Potichnyj Collection documents insurgency in Ukraine
by Marta Dyczok
Special to The Ukrainian Weekly
TORONTO - A diagram of the hideout where Gen. Taras Chuprynka, commander-in-chief of the Ukrainian Insurgent Army (UPA), was ambushed and killed is now available for viewing at the University of Toronto Library. It is one of over 250,000 documents in the newly opened Potichnyj Collection on Insurgency and Counter-Insurgency in Ukraine at the Petro Jacyk Central and East European Resource Center.
The largest collection of its kind in North America, it holds materials from Soviet, Polish, German, U.S. and Ukrainian underground archives on insurgency and counter-insurgency in Ukraine during the years 1941-1954.
The energetic Peter J. Potichnyj, professor emeritus at McMaster University, spent over three years compiling the documents. During the official opening of the collection on March 18, he commented, "This is a unique collection, and it is my expectation that after it is properly processed, it will serve the scholarly community well."
For Western researchers, the most interesting materials will likely prove to be those drawn from Soviet sources. They show that in 1944-1945 over 70,000 troops were regularly used against the Ukrainian underground, and that western Ukraine was considered a war zone and treated as an occupied territory long after the end of World War II.
"In my opinion, the story should not end here," Prof. Potichnyj said. "The collection should be added to, expanded and improved, and I think that it will act as a magnet for other similar materials, especially since now we are going through a serious assessment of the Soviet system, especially the period of the Cold War," the Hamilton-based scholar added.
The original Soviet documents, closed to researchers until the collapse of the Soviet Union, are now in Moscow in the archival repository of Russia's Ministry of Internal Affairs. They were taken to the Russian capital after Ukraine declared independence in 1991. At the insistence of the Ukrainian government, a microfilm copy was made; it has since been deposited in Kyiv, in the Central State Archive of Government Organizations (formerly the Central State Archive of the October Revolution).
Now another microfilm copy has been made and brought to Toronto.
Prof. Potichnyj thanked a number of individuals for expediting the process of bringing the materials to Canada, including Ottawa's former ambassador to Ukraine, François Mathys, and Ukrainian-born Toronto businessman Petro Jacyk.
Mr. Jacyk endowed the University of Toronto's Central and East European Resource Center where the Potichnyj Collection is housed. At the official opening Mr. Jacyk noted, "The only way that we can preserve our culture, preserve our heritage, is in institutions which have the possibility to exist for many years and are professionally maintained." The patron was particularly pleased to see the sketches of the UPA bunkers on display, commenting that as a young man he was one of many who built the hideouts.
Prof. Robert Johnson, director of the Center for Russian and East European Studies at the University of Toronto, praised the Potichnyj Collection as an important building block of the university's resource base. During the official opening of the collection Prof. Johnson said, "This extraordinary collection sets an agenda for a whole future generation of scholars."

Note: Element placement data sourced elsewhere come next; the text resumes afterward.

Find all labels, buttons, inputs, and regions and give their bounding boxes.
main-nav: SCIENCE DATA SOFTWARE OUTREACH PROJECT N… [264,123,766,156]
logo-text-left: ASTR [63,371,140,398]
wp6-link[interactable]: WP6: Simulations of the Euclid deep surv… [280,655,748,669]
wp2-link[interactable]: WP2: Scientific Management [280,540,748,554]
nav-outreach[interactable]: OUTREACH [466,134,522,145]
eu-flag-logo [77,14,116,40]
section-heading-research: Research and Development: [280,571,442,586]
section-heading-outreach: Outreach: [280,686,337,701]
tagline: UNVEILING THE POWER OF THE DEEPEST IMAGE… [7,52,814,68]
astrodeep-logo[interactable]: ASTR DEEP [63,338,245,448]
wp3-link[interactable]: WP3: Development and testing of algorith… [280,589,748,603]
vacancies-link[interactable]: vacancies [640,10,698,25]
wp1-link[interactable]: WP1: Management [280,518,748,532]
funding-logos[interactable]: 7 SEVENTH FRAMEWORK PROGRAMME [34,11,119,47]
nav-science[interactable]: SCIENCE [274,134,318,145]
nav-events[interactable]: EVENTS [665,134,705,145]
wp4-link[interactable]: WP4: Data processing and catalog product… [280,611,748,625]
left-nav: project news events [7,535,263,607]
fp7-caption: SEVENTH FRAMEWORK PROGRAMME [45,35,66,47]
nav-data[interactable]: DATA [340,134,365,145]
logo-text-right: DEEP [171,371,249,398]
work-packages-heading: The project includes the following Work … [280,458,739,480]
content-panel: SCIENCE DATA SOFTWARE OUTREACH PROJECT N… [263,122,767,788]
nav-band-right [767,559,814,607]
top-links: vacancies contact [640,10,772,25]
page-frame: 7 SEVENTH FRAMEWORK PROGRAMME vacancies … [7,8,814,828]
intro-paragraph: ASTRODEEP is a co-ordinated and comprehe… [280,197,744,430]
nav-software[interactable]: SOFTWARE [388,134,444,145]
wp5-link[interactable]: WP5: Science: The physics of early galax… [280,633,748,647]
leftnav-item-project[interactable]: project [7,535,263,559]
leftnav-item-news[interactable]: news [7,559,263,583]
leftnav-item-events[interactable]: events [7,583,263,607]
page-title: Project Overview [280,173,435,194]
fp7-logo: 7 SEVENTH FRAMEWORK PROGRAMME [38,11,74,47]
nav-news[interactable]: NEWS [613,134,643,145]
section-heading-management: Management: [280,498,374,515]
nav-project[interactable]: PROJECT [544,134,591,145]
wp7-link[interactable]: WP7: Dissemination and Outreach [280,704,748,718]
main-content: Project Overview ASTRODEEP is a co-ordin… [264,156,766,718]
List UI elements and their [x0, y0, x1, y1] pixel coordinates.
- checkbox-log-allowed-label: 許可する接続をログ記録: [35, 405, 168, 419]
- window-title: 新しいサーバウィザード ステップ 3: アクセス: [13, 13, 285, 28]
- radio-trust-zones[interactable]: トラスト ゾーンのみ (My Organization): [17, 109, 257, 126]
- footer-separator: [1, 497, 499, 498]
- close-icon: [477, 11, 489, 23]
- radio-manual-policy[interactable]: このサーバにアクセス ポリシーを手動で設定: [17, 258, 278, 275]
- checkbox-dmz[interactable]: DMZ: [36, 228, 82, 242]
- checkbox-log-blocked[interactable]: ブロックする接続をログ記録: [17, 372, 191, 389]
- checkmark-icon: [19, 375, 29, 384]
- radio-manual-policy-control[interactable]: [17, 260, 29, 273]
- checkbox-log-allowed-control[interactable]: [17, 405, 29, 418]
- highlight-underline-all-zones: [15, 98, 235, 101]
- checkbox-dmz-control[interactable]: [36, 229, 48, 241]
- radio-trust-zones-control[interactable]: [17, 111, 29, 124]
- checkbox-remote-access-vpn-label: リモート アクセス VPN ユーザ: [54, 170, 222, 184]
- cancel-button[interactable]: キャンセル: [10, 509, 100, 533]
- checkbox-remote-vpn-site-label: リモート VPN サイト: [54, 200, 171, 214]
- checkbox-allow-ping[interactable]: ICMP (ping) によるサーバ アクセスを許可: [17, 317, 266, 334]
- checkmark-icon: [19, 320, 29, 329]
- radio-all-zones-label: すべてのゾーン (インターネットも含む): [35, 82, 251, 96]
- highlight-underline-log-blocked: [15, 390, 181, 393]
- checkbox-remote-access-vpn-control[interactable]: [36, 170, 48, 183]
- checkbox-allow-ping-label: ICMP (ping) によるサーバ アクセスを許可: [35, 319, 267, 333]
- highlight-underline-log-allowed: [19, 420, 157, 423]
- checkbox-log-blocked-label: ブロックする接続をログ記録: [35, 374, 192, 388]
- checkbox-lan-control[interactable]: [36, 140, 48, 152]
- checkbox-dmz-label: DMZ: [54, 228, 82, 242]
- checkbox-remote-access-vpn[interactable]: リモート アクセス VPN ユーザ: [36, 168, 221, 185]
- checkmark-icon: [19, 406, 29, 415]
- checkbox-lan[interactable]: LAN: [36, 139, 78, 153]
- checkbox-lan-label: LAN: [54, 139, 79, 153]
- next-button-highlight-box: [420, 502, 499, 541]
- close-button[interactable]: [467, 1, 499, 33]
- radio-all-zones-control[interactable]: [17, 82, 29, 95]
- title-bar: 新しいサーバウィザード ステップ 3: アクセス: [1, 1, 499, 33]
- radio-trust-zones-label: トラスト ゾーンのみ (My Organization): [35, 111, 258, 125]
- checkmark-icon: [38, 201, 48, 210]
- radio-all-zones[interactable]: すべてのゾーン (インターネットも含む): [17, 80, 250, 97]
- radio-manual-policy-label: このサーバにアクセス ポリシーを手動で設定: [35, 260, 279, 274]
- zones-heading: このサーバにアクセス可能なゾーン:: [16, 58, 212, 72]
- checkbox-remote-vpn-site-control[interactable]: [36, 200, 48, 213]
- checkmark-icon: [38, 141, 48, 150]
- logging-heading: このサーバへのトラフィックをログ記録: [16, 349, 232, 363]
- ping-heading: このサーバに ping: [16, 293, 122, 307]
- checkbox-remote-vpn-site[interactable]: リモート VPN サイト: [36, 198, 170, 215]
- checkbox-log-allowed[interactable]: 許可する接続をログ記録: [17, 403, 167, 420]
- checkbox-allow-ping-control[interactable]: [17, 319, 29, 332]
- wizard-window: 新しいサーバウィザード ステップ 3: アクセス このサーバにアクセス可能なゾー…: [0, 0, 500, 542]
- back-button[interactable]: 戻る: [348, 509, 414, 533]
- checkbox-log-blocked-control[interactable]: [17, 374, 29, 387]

The Potichnyj Collection is divided into two large groupings: insurgency and counter-insurgency. The insurgency materials include documents from the archives of the Polish Security Service on Ukrainian underground activities in 1945-1948; the archive of the UPA Mission in Germany; documents of the Foreign Representation of the Ukrainian Supreme Liberation Council in New York City (ZP-UHVR); unpublished materials from the "Litopys UPA" (The UPA Chronicle) series; UPA veterans' materials concerning the army's propaganda mission to Western Europe in 1947-1949; and a complete set of the Toronto-based Ukrainian-language weekly newspaper "Homin Ukrainy," which has systematically published materials concerning the armed liberation struggle in Ukraine since 1949.
The Potichnyj Collection's counter-insurgency materials include documents on the activities of the German occupation forces, and on the Soviet internal security police and military formations (drawn from the USSR Ministry of State Security's archives). The latter include detailed operational information on the strategies and methods applied by Soviet forces against the Ukrainian underground, statistics on casualties suffered by the UPA, weapons and equipment captured by the Soviets, political decisions pertaining to the underground, and reports by Soviet officials based in western Ukraine that were sent to Kyiv and Moscow.
Much of the Potichnyj Collection is already catalogued and open to researchers, and librarians are hard at work on the remainder. Luba Penzey, head of the University of Toronto Library's Slavic Section and the coordinator of its international library programs with Central and Eastern Europe, is in charge of this effort.
Injecting a note of humor into the opening ceremonies, Prof. Potichnyj awarded a "Socialist Medal of Labor" to Ms. Penzey. University of Toronto Chief Librarian Carol Moore presided over the proceedings, noting that the Potichnyj Collection should attract scholars to the university.